In "The Sacrifice," readers cannot focus explicitly on Christ's redeeming sacrifice by ignoring the other two kinds, as some critics have done. The effect of the refrain is not to "undermine totally any hope that the speaker or reader might harbor about the sufficiency of . . . human sacrifice" (Dickson 93), but instead to point to Christ's grief as He is rejected by God in assuming the sins of humanity. The purpose of "The Sacrifice" is not to "undermine the traditional meditative goal of communal suffering" either (Bell 70).46 The speaker's sacrifice of praise for Christ's redeeming sacrifice, together with his symbolic imitation of that sacrifice, illuminates the nature of his relationship with Christ and how all believers must symbolically share in that sacrifice to demonstrate their love for Him.

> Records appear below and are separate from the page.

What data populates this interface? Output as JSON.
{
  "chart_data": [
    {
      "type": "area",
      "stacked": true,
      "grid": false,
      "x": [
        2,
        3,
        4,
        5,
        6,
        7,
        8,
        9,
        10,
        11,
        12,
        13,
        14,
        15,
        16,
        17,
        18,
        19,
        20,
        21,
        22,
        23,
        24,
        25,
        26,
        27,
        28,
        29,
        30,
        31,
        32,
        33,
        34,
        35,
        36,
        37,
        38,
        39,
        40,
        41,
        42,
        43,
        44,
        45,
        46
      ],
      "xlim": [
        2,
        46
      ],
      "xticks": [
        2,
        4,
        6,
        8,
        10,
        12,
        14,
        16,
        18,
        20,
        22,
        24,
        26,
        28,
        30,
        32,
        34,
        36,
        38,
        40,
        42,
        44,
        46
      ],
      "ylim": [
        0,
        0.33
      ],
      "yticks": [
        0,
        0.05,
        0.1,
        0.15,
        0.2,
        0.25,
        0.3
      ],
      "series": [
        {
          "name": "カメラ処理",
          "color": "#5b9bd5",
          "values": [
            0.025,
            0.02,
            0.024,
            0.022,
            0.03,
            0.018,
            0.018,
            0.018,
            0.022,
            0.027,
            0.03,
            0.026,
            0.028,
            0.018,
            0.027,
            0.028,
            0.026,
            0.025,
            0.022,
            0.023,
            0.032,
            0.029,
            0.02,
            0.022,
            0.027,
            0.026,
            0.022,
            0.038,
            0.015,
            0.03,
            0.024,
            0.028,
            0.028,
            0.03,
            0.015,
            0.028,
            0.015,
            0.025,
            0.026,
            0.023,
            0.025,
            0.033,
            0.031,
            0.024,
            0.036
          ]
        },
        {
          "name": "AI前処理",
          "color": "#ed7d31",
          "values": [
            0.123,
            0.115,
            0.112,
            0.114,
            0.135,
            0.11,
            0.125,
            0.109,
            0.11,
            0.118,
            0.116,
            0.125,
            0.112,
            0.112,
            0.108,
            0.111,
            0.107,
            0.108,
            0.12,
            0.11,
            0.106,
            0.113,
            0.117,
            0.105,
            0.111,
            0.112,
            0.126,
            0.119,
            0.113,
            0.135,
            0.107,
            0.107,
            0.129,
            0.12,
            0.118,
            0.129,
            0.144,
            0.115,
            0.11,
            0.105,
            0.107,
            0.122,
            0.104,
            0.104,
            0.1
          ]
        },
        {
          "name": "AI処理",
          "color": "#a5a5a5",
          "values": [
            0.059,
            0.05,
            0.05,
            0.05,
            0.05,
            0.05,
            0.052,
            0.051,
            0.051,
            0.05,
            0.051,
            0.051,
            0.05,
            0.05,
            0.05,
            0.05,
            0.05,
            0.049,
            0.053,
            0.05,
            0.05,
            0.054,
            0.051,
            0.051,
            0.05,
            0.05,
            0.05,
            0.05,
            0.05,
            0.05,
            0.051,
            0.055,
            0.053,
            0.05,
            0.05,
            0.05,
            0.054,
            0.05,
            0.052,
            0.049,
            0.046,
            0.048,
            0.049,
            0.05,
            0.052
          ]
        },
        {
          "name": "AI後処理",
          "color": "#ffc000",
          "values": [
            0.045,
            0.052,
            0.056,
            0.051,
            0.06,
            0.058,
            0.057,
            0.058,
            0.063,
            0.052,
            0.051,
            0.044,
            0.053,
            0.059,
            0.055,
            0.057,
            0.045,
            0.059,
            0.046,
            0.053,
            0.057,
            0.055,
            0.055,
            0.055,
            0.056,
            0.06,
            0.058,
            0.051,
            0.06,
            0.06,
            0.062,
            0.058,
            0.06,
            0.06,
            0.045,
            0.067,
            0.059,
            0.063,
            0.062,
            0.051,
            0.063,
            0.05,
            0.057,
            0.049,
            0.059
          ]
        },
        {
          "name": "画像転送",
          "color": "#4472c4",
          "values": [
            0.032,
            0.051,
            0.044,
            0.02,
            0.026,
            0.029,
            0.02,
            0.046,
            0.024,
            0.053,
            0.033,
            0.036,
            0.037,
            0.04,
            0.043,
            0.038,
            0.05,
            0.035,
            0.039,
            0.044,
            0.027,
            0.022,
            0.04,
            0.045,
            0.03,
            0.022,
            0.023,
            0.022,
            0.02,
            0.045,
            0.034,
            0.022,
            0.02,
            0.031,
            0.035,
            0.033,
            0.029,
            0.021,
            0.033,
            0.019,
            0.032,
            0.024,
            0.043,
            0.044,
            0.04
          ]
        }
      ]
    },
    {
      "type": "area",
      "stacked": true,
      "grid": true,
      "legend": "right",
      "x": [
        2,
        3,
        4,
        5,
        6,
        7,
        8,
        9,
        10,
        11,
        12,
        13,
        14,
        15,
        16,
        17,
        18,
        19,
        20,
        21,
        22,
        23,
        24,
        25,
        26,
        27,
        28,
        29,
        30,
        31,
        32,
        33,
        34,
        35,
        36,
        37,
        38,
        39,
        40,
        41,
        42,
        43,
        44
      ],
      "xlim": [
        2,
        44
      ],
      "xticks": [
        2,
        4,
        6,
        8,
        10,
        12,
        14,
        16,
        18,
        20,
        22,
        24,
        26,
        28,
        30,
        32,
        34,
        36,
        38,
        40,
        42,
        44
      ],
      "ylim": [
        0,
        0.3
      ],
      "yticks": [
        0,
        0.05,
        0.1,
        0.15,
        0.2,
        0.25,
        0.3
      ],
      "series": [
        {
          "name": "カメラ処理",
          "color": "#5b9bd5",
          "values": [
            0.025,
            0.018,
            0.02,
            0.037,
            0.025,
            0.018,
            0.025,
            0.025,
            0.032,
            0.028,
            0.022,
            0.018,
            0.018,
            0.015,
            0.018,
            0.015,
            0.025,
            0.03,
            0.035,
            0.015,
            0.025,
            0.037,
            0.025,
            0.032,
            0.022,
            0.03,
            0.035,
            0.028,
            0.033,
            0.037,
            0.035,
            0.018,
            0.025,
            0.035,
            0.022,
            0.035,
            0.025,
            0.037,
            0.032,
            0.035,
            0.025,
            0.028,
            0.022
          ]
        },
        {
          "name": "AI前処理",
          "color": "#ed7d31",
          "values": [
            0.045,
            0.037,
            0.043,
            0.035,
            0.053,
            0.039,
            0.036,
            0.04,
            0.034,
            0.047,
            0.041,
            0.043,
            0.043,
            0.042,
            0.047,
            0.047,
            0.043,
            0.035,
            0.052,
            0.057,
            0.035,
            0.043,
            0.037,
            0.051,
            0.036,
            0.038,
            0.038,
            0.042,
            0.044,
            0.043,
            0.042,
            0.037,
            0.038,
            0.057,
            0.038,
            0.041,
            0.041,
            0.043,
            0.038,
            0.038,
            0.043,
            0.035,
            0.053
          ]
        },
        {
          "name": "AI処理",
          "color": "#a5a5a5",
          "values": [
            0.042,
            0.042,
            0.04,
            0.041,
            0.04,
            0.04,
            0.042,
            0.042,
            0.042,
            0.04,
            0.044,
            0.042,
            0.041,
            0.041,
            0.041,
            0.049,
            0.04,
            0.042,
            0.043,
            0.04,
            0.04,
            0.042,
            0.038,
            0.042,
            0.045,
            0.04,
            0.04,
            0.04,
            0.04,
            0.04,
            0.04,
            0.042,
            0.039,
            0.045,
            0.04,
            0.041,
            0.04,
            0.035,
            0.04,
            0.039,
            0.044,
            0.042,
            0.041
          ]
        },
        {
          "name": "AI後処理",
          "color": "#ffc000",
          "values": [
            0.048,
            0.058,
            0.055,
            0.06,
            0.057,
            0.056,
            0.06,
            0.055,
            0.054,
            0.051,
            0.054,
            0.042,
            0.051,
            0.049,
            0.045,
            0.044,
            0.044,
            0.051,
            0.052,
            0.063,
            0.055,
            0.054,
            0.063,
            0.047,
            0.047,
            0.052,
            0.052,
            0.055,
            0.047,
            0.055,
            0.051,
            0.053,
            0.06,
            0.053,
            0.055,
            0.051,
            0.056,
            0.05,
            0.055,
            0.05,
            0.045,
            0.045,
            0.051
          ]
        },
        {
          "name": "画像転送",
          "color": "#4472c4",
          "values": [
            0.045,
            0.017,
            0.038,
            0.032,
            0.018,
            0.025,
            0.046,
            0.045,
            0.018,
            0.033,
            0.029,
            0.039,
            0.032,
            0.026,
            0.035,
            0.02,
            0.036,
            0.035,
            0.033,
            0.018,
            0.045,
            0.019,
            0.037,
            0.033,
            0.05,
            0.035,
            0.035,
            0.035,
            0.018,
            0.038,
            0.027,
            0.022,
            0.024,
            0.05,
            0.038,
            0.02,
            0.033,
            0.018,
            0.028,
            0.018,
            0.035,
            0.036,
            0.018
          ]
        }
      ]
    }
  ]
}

"Easter" joyfully celebrates Christ's resurrection. This poem is the fulfillment of the speaker's desire to imitate Christ's sacrifice, for it is through Christ's glorious resurrection that the speaker can symbolically share in that resurrection, and therefore, dedicate his life to Christ. All three kinds of sacrifice appear here. First, the speaker commands his "heart" to "rise," for "thy Lord is risen" (l. 1). It is He "Who takes thee by the hand, that thou likewise/With him mayst rise" (ll. 2-3). The speaker here declares his dedicatory sacrifice, or the symbolic sacrifice of himself, which is his acceptable imitation of Christ's propitiatory sacrifice. By confessing his sin and accepting Christ's redemption of that sin, the speaker symbolically experiences Christ's death, burial, and resurrection.47 So, the speaker's heart, a synecdoche of his body (Lewalski 101), rises from the dead because Christ "thy Lord is risen" (l. 1). Otherwise, a valid imitation of Christ is not even possible. Implicit here is Paul's assertion that if Christ is not risen from the dead, we are still dead in our sins.48 Christ's resurrection completes the cycle of, and therefore makes possible, our death to sin and resurrection to a new life, in Christ. "As [Christ's] death calcine[s]" the speaker "to dust" (l. 5), symbolically killing him, "His life may make thee gold, and much more just" (l. 6). This statement calls to mind the images of both a refiner's fire49 and a phoenix. Symbolically, the speaker must be burnt to ashes, in a refining purification process, so that, like the phoenix, he may rise both with Christ and as a "new creature" in Christ (2 Cor. 5:17, Gal. 6:15, KJV). Christ's death, burial, and resurrection are repeated in the spiritual life of the speaker, and of each new believer.

The speaker, in the final three stanzas of "Easter," also offers a eucharistic sacrifice of joyful praise and thanksgiving to Christ. It is in the first three stanzas that we discover what makes his song of praise possible. The speaker commands himself to "sing his praise/Without delays/. . . Awake, my lute, and struggle for thy part/With all thy art" (ll. 1-2, 7-8). What makes the speaker's eucharistic sacrifice of praise possible is Christ's propitiatory sacrifice: "The cross taught all wood to resound his name/. . .His stretched sinews taught all strings, what key/Is best to celebrate this most high day" (ll. 9, 11-12).50 Before Christ's redemption of humanity, the speaker's eucharistic sacrifices would not have been considered acceptable, or at least sufficient, to God. It is the cross alone, that sacred symbol of Christ's propitiatory sacrifice, that teaches the speaker his song, namely, "what key/Is best to celebrate" (ll. 11-12) Christ's resurrection, and symbolically, the speaker's own. All three types of sacrifice are intricately entwined in this poem: the propitiatory sacrifice of Christ's death makes possible the dedicatory sacrifice of the speaker's symbolic resurrection with Christ, which he celebrates in a eucharistic sacrifice of praise to Christ.